The changing face of the anti-CPE movement

The CPE France blog takes a look back at the past fortnight and traces the changing face of the anti-CPE protests.

Submitted by alibi on March 23, 2006

From being a university student led movement centred around their campus buildings, the protest has become something '1000 times as revolutionary' according to France Soir.

It is hard to believe that only ten days ago, much of the mainstream media were comparing this revolt to an attempt to recreate 1968. It was labelled 'a middle class revolt', and some right-wing critics were condemning these students as selfish, in aiming to block a law that they believed would help the deprived youths of the banlieue.

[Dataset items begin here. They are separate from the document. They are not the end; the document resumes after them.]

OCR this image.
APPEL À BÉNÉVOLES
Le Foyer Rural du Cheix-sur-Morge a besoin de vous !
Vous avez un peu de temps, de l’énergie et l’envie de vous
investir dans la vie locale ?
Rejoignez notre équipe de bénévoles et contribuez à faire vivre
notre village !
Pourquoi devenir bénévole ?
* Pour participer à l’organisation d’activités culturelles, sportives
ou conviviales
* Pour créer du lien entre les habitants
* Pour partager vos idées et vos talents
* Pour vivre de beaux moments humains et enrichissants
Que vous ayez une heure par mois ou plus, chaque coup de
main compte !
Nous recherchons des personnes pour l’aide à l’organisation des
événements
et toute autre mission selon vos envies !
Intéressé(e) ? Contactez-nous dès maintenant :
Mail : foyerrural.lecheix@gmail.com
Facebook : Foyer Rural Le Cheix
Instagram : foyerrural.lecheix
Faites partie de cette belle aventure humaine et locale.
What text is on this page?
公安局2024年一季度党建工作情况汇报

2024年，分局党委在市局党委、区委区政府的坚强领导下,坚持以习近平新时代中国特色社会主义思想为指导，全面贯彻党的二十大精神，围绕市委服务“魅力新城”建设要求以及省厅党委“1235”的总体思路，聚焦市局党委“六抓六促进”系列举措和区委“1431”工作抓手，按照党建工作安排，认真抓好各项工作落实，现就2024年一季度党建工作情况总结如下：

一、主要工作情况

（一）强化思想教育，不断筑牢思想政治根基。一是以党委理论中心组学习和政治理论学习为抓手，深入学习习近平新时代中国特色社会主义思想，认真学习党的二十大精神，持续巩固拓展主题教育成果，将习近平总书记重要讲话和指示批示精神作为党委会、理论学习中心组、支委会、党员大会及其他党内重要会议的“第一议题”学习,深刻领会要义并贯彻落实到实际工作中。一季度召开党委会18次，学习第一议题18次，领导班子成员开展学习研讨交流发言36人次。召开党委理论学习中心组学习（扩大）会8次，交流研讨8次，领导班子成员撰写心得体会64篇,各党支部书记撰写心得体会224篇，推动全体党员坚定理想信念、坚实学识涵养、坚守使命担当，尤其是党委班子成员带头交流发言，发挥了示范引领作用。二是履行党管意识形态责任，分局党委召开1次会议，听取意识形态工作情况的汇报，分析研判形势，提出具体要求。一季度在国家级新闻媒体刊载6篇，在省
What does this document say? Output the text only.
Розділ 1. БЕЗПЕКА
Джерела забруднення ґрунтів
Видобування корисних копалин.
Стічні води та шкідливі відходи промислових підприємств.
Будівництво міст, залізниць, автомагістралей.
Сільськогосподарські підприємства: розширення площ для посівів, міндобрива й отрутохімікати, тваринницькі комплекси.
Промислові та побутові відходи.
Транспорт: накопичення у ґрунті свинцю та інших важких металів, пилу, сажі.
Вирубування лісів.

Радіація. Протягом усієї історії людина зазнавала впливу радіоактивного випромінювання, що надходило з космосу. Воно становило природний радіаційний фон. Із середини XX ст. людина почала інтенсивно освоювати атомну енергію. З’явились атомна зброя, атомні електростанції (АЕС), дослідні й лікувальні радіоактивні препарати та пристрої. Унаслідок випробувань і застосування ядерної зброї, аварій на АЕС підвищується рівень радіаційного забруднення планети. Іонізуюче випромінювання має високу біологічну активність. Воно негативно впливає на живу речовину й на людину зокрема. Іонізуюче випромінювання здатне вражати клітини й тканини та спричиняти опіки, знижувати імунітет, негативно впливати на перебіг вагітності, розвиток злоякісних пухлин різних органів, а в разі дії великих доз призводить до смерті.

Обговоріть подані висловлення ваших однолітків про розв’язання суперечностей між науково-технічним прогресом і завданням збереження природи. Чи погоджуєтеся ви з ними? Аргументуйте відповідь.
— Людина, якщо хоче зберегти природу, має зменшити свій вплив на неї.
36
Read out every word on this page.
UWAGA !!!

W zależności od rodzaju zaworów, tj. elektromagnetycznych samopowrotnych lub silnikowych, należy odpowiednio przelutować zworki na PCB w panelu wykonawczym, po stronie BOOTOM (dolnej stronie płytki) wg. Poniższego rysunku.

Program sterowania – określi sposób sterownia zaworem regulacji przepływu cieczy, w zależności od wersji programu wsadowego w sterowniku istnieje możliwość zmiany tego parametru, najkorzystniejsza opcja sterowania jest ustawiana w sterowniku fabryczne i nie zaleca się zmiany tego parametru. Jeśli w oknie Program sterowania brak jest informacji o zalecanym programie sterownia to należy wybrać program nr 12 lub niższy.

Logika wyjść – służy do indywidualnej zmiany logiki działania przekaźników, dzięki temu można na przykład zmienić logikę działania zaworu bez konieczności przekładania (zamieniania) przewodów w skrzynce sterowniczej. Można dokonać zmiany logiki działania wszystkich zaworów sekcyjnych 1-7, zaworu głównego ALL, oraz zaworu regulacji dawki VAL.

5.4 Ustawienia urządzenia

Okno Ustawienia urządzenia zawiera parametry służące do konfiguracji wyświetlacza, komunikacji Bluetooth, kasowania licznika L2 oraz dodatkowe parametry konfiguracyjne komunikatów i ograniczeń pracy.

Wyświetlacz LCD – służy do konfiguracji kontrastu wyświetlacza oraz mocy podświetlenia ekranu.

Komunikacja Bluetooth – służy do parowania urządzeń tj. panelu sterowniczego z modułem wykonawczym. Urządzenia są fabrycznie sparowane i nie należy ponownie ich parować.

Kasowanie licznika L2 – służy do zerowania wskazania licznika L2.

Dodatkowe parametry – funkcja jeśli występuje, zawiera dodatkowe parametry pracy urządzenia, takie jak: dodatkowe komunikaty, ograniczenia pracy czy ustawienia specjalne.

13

Since then, the face of this movement has changed substantially. Today, the momentum now comes from high-school students of all classes. On Monday, some 313 high schools were shut as a result of anti-CPE blockades, strikes, or in some cases as a security measure. On Tuesday that number had nearly tripled, with 814 schools affected; the “movement grew amongst high-school pupils more and more”, as Le Figaro put it.

This represented around 19% of all French high schools. The FIDL pupils union body but the figure at around 25%. By Wednesday, it appeared that the Ministry had stopped releasing such figures.

On Saturday, we carried the analysis of the Financial Times, who had gone to the suburbs to find out what people in the 93 (the departement most associated with the socially excluded youths who rioted last November) actually thought of the CPE. Their headline said it all: "French poor and students keen not to be 'Kleenex generation"

On Monday, we reported the afternoon riot of up to 500 school students in Drancy, Seine-Saint-Denis. By Tuesday, altercations were now being reported in Courneuve, Raincy, Saint-Ouen, Lilas, Bobigny, and Clichy-sous-Bois.

On Wednesday, clashes were reported in Noisy-le-Sec and Villepinte. Elsewhere, the Independent said that "a group of 200 to 300 pupils from two schools stoned riot police and smashed car windows after trying to halt lessons at a lycee in Blanc-Mesnil, in the département of Seine-Saint-Denis, north of Paris."

But the this form of unrest has not been confined to the suburbs of Paris, in Corsica on Monday, riots erupted as Nicolas Sarkozy visited the island. Yesterday, youths rioted again outside the Sorbonne.

And of course, at the weekend, rioting was reported in Rennes, Tours, Lille and Nantes, whilst in Paris hundreds fought running battles with the CRS in the Place de la Nation. Prior to this, several days of rioting had ensued in the vicinity of the Sorbonne, after students had been evicted from the occupied campus nearly two weeks ago.

How very long ago that now seems. A movement born largely within the occupied campuses of French universities has morphed into a protest that now includes almost all young French people.

One thing though has not changed - it is still the opposition to the casualisation of labour, the threat of job precariousness and the CPE that unites the youths. At this stage at least, they are demanding nothing more and nothing less than the withdrawal of this law.